In Emily’s opinion, her brother would have been fine if others had been more accepting of his differences. In high school, people had labeled him as strange, and the teachers had allowed the other students to bully him. She asked me how disabilities were handled in the United States, and I gave her some articles about the issue. But mostly I felt helpless; her world had become far more complicated than the one we had known in Fuling.

I thought that it might help for her to talk with other foreigners, and in Beijing I introduced her to a Chinese-American friend named Mimi Kuo. That June, while I was on a trip to the States, Mimi sent me an e-mail: “I saw Emily the other day and she seemed to be doing ok. We had a nice afternoon—she came over for lunch and we hung out for a while, talking and listening to music (she wanted to know what country music was like).”

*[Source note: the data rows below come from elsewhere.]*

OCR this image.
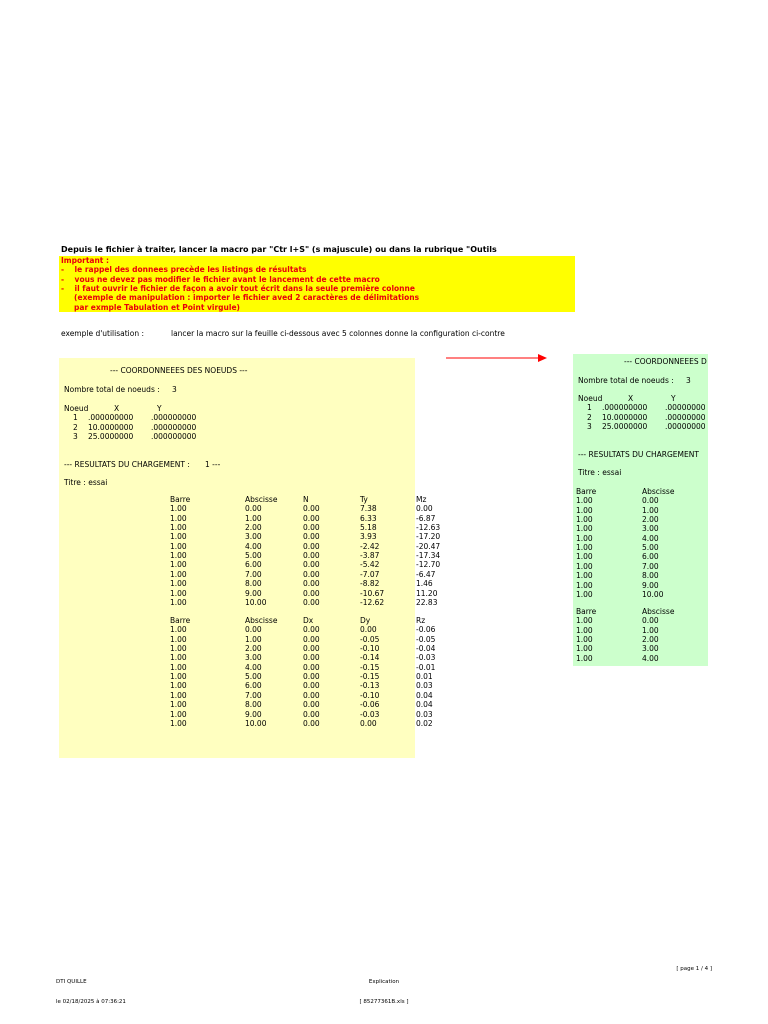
Depuis le fichier à traiter, lancer la macro par "Ctr l+S" (s majuscule) ou dans la rubrique "Outils
Important :
-    le rappel des donnees precède les listings de résultats
-    vous ne devez pas modifier le fichier avant le lancement de cette macro
-    il faut ouvrir le fichier de façon a avoir tout écrit dans la seule première colonne
(exemple de manipulation : importer le fichier aved 2 caractères de délimitations
par exmple Tabulation et Point virgule)
exemple d'utilisation :	lancer la macro sur la feuille ci-dessous avec 5 colonnes donne la configuration ci-contre
--- COORDONNEEES DES NOEUDS ---
Nombre total de noeuds : 3
Noeud	X	Y
1 .000000000 .000000000
2 10.0000000 .000000000
3 25.0000000 .000000000
--- RESULTATS DU CHARGEMENT : 1 ---
Titre : essai
Barre	Abscisse	N	Ty	Mz
1.00	0.00	0.00	7.38	0.00
1.00	1.00	0.00	6.33	-6.87
1.00	2.00	0.00	5.18	-12.63
1.00	3.00	0.00	3.93	-17.20
1.00	4.00	0.00	-2.42	-20.47
1.00	5.00	0.00	-3.87	-17.34
1.00	6.00	0.00	-5.42	-12.70
1.00	7.00	0.00	-7.07	-6.47
1.00	8.00	0.00	-8.82	1.46
1.00	9.00	0.00	-10.67	11.20
1.00	10.00	0.00	-12.62	22.83
Barre	Abscisse	Dx	Dy	Rz
1.00	0.00	0.00	0.00	-0.06
1.00	1.00	0.00	-0.05	-0.05
1.00	2.00	0.00	-0.10	-0.04
1.00	3.00	0.00	-0.14	-0.03
1.00	4.00	0.00	-0.15	-0.01
1.00	5.00	0.00	-0.15	0.01
1.00	6.00	0.00	-0.13	0.03
1.00	7.00	0.00	-0.10	0.04
1.00	8.00	0.00	-0.06	0.04
1.00	9.00	0.00	-0.03	0.03
1.00	10.00	0.00	0.00	0.02
--- COORDONNEEES D
Nombre total de noeuds : 3
Noeud	X	Y
1 .000000000 .00000000
2 10.0000000 .00000000
3 25.0000000 .00000000
--- RESULTATS DU CHARGEMENT
Titre : essai
Barre	Abscisse
1.00	0.00
1.00	1.00
1.00	2.00
1.00	3.00
1.00	4.00
1.00	5.00
1.00	6.00
1.00	7.00
1.00	8.00
1.00	9.00
1.00	10.00
Barre	Abscisse
1.00	0.00
1.00	1.00
1.00	2.00
1.00	3.00
1.00	4.00

DTI QUILLE

le 02/18/2025 à 07:36:21

Explication

[ 85277361B.xls ]

[ page 1 / 4 ]
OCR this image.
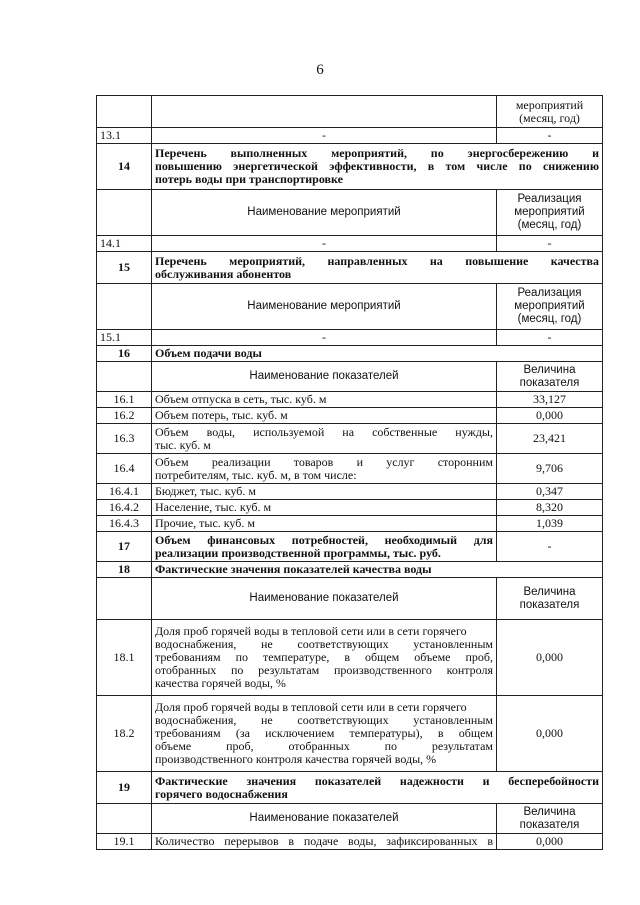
6

		мероприятий
(месяц, год)

13.1	-	-
14	Перечень выполненных мероприятий, по энергосбережению и
повышению энергетической эффективности, в том числе по снижению
потерь воды при транспортировке	

	Наименование мероприятий	Реализация
мероприятий
(месяц, год)

14.1	-	-
15	Перечень мероприятий, направленных на повышение качества
обслуживания абонентов	

	Наименование мероприятий	Реализация
мероприятий
(месяц, год)

15.1	-	-
16	Объем подачи воды	
	Наименование показателей	Величина
показателя

16.1	Объем отпуска в сеть, тыс. куб. м	33,127
16.2	Объем потерь, тыс. куб. м	0,000
16.3	Объем воды, используемой на собственные нужды,
тыс. куб. м	23,421
16.4	Объем реализации товаров и услуг сторонним
потребителям, тыс. куб. м, в том числе:	9,706
16.4.1	Бюджет, тыс. куб. м	0,347
16.4.2	Население, тыс. куб. м	8,320
16.4.3	Прочие, тыс. куб. м	1,039
17	Объем финансовых потребностей, необходимый для
реализации производственной программы, тыс. руб.	-
18	Фактические значения показателей качества воды	
	Наименование показателей	Величина
показателя

18.1	Доля проб горячей воды в тепловой сети или в сети горячего
водоснабжения, не соответствующих установленным
требованиям по температуре, в общем объеме проб,
отобранных по результатам производственного контроля
качества горячей воды, %	0,000
18.2	Доля проб горячей воды в тепловой сети или в сети горячего
водоснабжения, не соответствующих установленным
требованиям (за исключением температуры), в общем
объеме проб, отобранных по результатам
производственного контроля качества горячей воды, %	0,000
19	Фактические значения показателей надежности и бесперебойности
горячего водоснабжения	

	Наименование показателей	Величина
показателя

19.1	Количество перерывов в подаче воды, зафиксированных в	0,000
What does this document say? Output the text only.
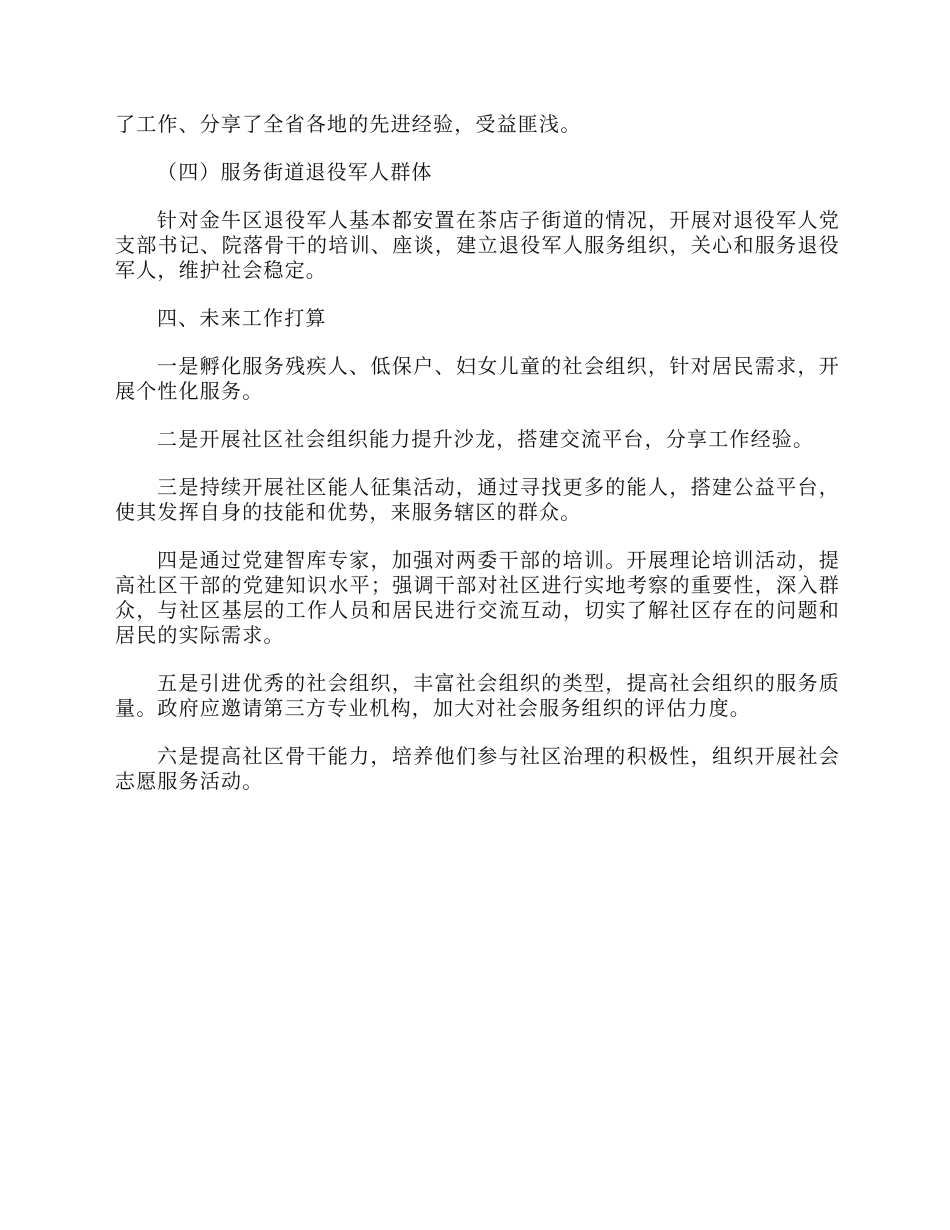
了工作、分享了全省各地的先进经验，受益匪浅。

（四）服务街道退役军人群体

针对金牛区退役军人基本都安置在茶店子街道的情况，开展对退役军人党支部书记、院落骨干的培训、座谈，建立退役军人服务组织，关心和服务退役军人，维护社会稳定。

四、未来工作打算

一是孵化服务残疾人、低保户、妇女儿童的社会组织，针对居民需求，开展个性化服务。

二是开展社区社会组织能力提升沙龙，搭建交流平台，分享工作经验。

三是持续开展社区能人征集活动，通过寻找更多的能人，搭建公益平台，使其发挥自身的技能和优势，来服务辖区的群众。

四是通过党建智库专家，加强对两委干部的培训。开展理论培训活动，提高社区干部的党建知识水平；强调干部对社区进行实地考察的重要性，深入群众，与社区基层的工作人员和居民进行交流互动，切实了解社区存在的问题和居民的实际需求。

五是引进优秀的社会组织，丰富社会组织的类型，提高社会组织的服务质量。政府应邀请第三方专业机构，加大对社会服务组织的评估力度。

六是提高社区骨干能力，培养他们参与社区治理的积极性，组织开展社会志愿服务活动。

A couple of days later, Emily wrote:

Mr. Hessler,
How’s everything going?
I visited Mimi on Sunday and had a very good time talking with her. She has the nature of putting people at ease, I think. We chatted about a lot of things, including “Country Music,” which I found quite different from what I had imagined. I had literally taken it for granted that Country Music was about flowers, grass, brooks, sunshine, country people and their plain love, and everything beautiful and happy.

That summer, she returned to Shenzhen, but she didn’t marry and she didn’t buy an apartment. She worked for another year, studied in her spare time, and tested into graduate school in Chongqing. It was a new program that trained teachers to work with disabled children. When Emily called to tell me that she had been accepted, it was the happiest she had sounded in years.

 

ONCE, WHILE SHE
was still working in Shenzhen, Emily had written a letter that mentioned my research for the magazine article:

Your appearance lightened up my college life. It’s you that let me know that a teacher could get along with his students that way. You never know how much fun I took in reading your feedback in my journal book. It could ease my worries and make me think.
I always enjoy talking with you, you are the one who knows my everything…. But everytime you went back to Beijing [after reporting in Shenzhen], I felt the panic of hollowness. As if I had given everything out but gotten nothing in return.